ScispaCy Integration

A bridge between PyOBO and scispacy.

scispacy implements a lexical index in scispacy.linking_utils.KnowledgeBase which keeps track of labels, synonyms, and definitions for entities. These are used to construct a TF-IDF index and implement entity linking (also called named entity normalization (NEN) or grounding) in scispacy.linking.EntityLinker.

Constructing a Lexical Index

An ad hoc ScispaCy lexical index can be constructed on-the-fly by passing a Bioregistry prefix to pyobo.get_scispacy_knowledgebase(). In the following example, the prefix to is used to construct a lexical index for the Plant Trait Ontology.

import pyobo
from scispacy.linking_utils import KnowledgeBase

kb: KnowledgeBase = pyobo.get_scispacy_knowledgebase("to")

The high-level PyOBO interface abstracts the differences between external ontologies like the Plant Trait Ontology and databases that are converted to ontologies in pyobo.sources like the HUGO Gene Nomenclature Committee. Therefore, you can also do

import pyobo
from scispacy.linking_utils import KnowledgeBase

kb: KnowledgeBase = pyobo.get_scispacy_knowledgebase("hgnc")

Alternatively, a reusable class can be defined like in the following:

import pyobo
from scispacy.linking_utils import KnowledgeBase


class HGNCKnowledgeBase(KnowledgeBase):
    def __init__(self) -> None:
        super().__init__(pyobo.get_scispacy_entities("hgnc"))


kb = HGNCKnowledgeBase()

Constructing an Entity Linker

An entity linker can be constructed from a scispacy.linking_utils.KnowledgeBase like in:

import pyobo
from scispacy.linking import EntityLinker

kb = pyobo.get_scispacy_knowledgebase("hgnc")
linker = EntityLinker.from_kb(kb, filter_for_definitions=False)

Where filter_for_definitions is set to False to retain entities that don’t have a definition.

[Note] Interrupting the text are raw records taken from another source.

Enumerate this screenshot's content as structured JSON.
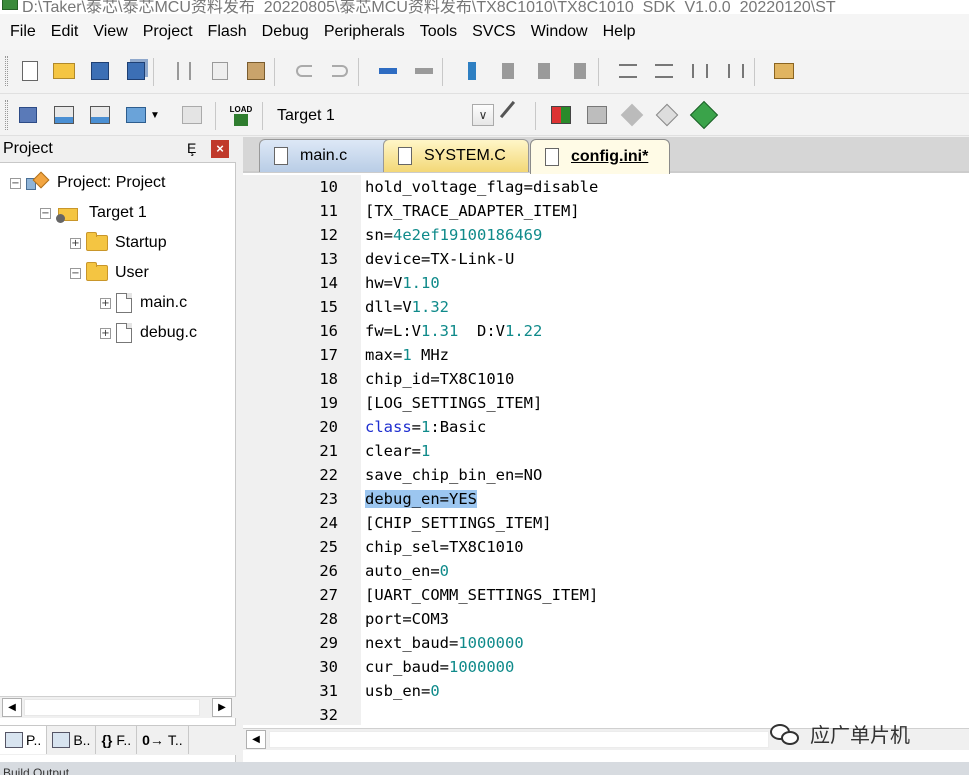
{
  "window": {
    "title": "D:\\Taker\\泰芯\\泰芯MCU资料发布_20220805\\泰芯MCU资料发布\\TX8C1010\\TX8C1010_SDK_V1.0.0_20220120\\ST"
  },
  "menu": [
    "File",
    "Edit",
    "View",
    "Project",
    "Flash",
    "Debug",
    "Peripherals",
    "Tools",
    "SVCS",
    "Window",
    "Help"
  ],
  "toolbar1": {
    "icons": [
      "new-file-icon",
      "open-folder-icon",
      "save-icon",
      "save-all-icon",
      "cut-icon",
      "copy-icon",
      "paste-icon",
      "undo-icon",
      "redo-icon",
      "navigate-back-icon",
      "navigate-forward-icon",
      "insert-bookmark-icon",
      "previous-bookmark-icon",
      "next-bookmark-icon",
      "clear-bookmarks-icon",
      "indent-icon",
      "unindent-icon",
      "comment-icon",
      "uncomment-icon",
      "find-in-files-icon"
    ]
  },
  "toolbar2": {
    "target_value": "Target 1",
    "load_label": "LOAD"
  },
  "project_panel": {
    "title": "Project",
    "pin": "Ȩ",
    "close": "×",
    "tree": [
      {
        "label": "Project: Project",
        "level": 0,
        "expander": "−",
        "type": "project"
      },
      {
        "label": "Target 1",
        "level": 1,
        "expander": "−",
        "type": "target"
      },
      {
        "label": "Startup",
        "level": 2,
        "expander": "+",
        "type": "folder"
      },
      {
        "label": "User",
        "level": 2,
        "expander": "−",
        "type": "folder"
      },
      {
        "label": "main.c",
        "level": 3,
        "expander": "+",
        "type": "file"
      },
      {
        "label": "debug.c",
        "level": 3,
        "expander": "+",
        "type": "file"
      }
    ],
    "bottom_tabs": [
      "P..",
      "B..",
      "F..",
      "T.."
    ],
    "bottom_tab_glyphs": [
      "",
      "",
      "{}",
      "0→"
    ]
  },
  "editor": {
    "tabs": [
      {
        "label": "main.c",
        "active": false
      },
      {
        "label": "SYSTEM.C",
        "active": false
      },
      {
        "label": "config.ini*",
        "active": true
      }
    ],
    "lines": [
      {
        "no": "10",
        "parts": [
          [
            "hold_voltage_flag=disable",
            ""
          ]
        ]
      },
      {
        "no": "11",
        "parts": [
          [
            "[TX_TRACE_ADAPTER_ITEM]",
            ""
          ]
        ]
      },
      {
        "no": "12",
        "parts": [
          [
            "sn=",
            ""
          ],
          [
            "4e2ef19100186469",
            "num"
          ]
        ]
      },
      {
        "no": "13",
        "parts": [
          [
            "device=TX-Link-U",
            ""
          ]
        ]
      },
      {
        "no": "14",
        "parts": [
          [
            "hw=V",
            ""
          ],
          [
            "1.10",
            "num"
          ]
        ]
      },
      {
        "no": "15",
        "parts": [
          [
            "dll=V",
            ""
          ],
          [
            "1.32",
            "num"
          ]
        ]
      },
      {
        "no": "16",
        "parts": [
          [
            "fw=L:V",
            ""
          ],
          [
            "1.31",
            "num"
          ],
          [
            "  D:V",
            ""
          ],
          [
            "1.22",
            "num"
          ]
        ]
      },
      {
        "no": "17",
        "parts": [
          [
            "max=",
            ""
          ],
          [
            "1",
            "num"
          ],
          [
            " MHz",
            ""
          ]
        ]
      },
      {
        "no": "18",
        "parts": [
          [
            "chip_id=TX8C1010",
            ""
          ]
        ]
      },
      {
        "no": "19",
        "parts": [
          [
            "[LOG_SETTINGS_ITEM]",
            ""
          ]
        ]
      },
      {
        "no": "20",
        "parts": [
          [
            "class",
            "kw"
          ],
          [
            "=",
            ""
          ],
          [
            "1",
            "num"
          ],
          [
            ":Basic",
            ""
          ]
        ]
      },
      {
        "no": "21",
        "parts": [
          [
            "clear=",
            ""
          ],
          [
            "1",
            "num"
          ]
        ]
      },
      {
        "no": "22",
        "parts": [
          [
            "save_chip_bin_en=NO",
            ""
          ]
        ]
      },
      {
        "no": "23",
        "parts": [
          [
            "debug_en=YES",
            "hl"
          ]
        ]
      },
      {
        "no": "24",
        "parts": [
          [
            "[CHIP_SETTINGS_ITEM]",
            ""
          ]
        ]
      },
      {
        "no": "25",
        "parts": [
          [
            "chip_sel=TX8C1010",
            ""
          ]
        ]
      },
      {
        "no": "26",
        "parts": [
          [
            "auto_en=",
            ""
          ],
          [
            "0",
            "num"
          ]
        ]
      },
      {
        "no": "27",
        "parts": [
          [
            "[UART_COMM_SETTINGS_ITEM]",
            ""
          ]
        ]
      },
      {
        "no": "28",
        "parts": [
          [
            "port=COM3",
            ""
          ]
        ]
      },
      {
        "no": "29",
        "parts": [
          [
            "next_baud=",
            ""
          ],
          [
            "1000000",
            "num"
          ]
        ]
      },
      {
        "no": "30",
        "parts": [
          [
            "cur_baud=",
            ""
          ],
          [
            "1000000",
            "num"
          ]
        ]
      },
      {
        "no": "31",
        "parts": [
          [
            "usb_en=",
            ""
          ],
          [
            "0",
            "num"
          ]
        ]
      },
      {
        "no": "32",
        "parts": [
          [
            "",
            ""
          ]
        ]
      }
    ]
  },
  "watermark": {
    "text": "应广单片机"
  },
  "bottom": {
    "text": "Build Output"
  },
  "colors": {
    "number": "#0f8a8a",
    "keyword": "#1f2fd0",
    "selection": "#9cc6f0"
  }
}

PyOBO provides a convenience function pyobo.get_scispacy_entity_linker() that wraps this workflow and also automatically caches the TF-IDF index constructed in the process in the correctly versioned folder in the PyOBO cache.

import pyobo
from scispacy.linking import EntityLinker

linker: EntityLinker = pyobo.get_scispacy_entity_linker("hgnc", filter_for_definitions=False)

Full Workflow

Once an entity linker has been constructed, it can b used in series with a spacy.Language object instantiated with spacy.load() to ground named entities that were recognized by a model like en_core_web_sm

import pyobo
import spacy
from scispacy.linking import EntityLinker
from tabulate import tabulate

linker: EntityLinker = pyobo.get_scispacy_entity_linker("hgnc", filter_for_definitions=False)

# now, put it all together with a NER model
nlp = spacy.load("en_core_web_sm")

text = (
    "RAC(Rho family)-alpha serine/threonine-protein kinase "
    "is an enzyme that in humans is encoded by the AKT1 gene."
)
doc = linker(nlp(text))

rows = [
    (
        span,
        span.start_char,
        span.end_char,
        f"`{curie} <https://bioregistry.io/{curie}>`_",
        score,
    )
    for span in doc.ents
    for curie, score in span._.kb_ents
]
print(tabulate(rows, headers=["text", "start", "end", "prefix", "identifier"], tablefmt="rst"))

text

start

end

curie

score

AKT1

100

104

hgnc:391

1

AKT1

100

104

hgnc:392

0.776504

AKT1

100

104

hgnc:393

0.764049

This example recognizes the AKT serine/threonine kinase 1 (AKT1) gene and provides three highly scored groundings, the best of which, hgnc:391, is correct.

Note

The groundings and scores are stored by ScispaCy in the hidden attribute span._.kb_ents.

Functions

get_scispacy_entities(prefix, **kwargs)

Iterate over entities in a given ontology via pyobo.

get_scispacy_entity_linker(prefix, *[, ...])

Get an entity linker for usage with scispacy.

get_scispacy_knowledgebase(prefix, **kwargs)

Get a lexical index for usage with scispacy.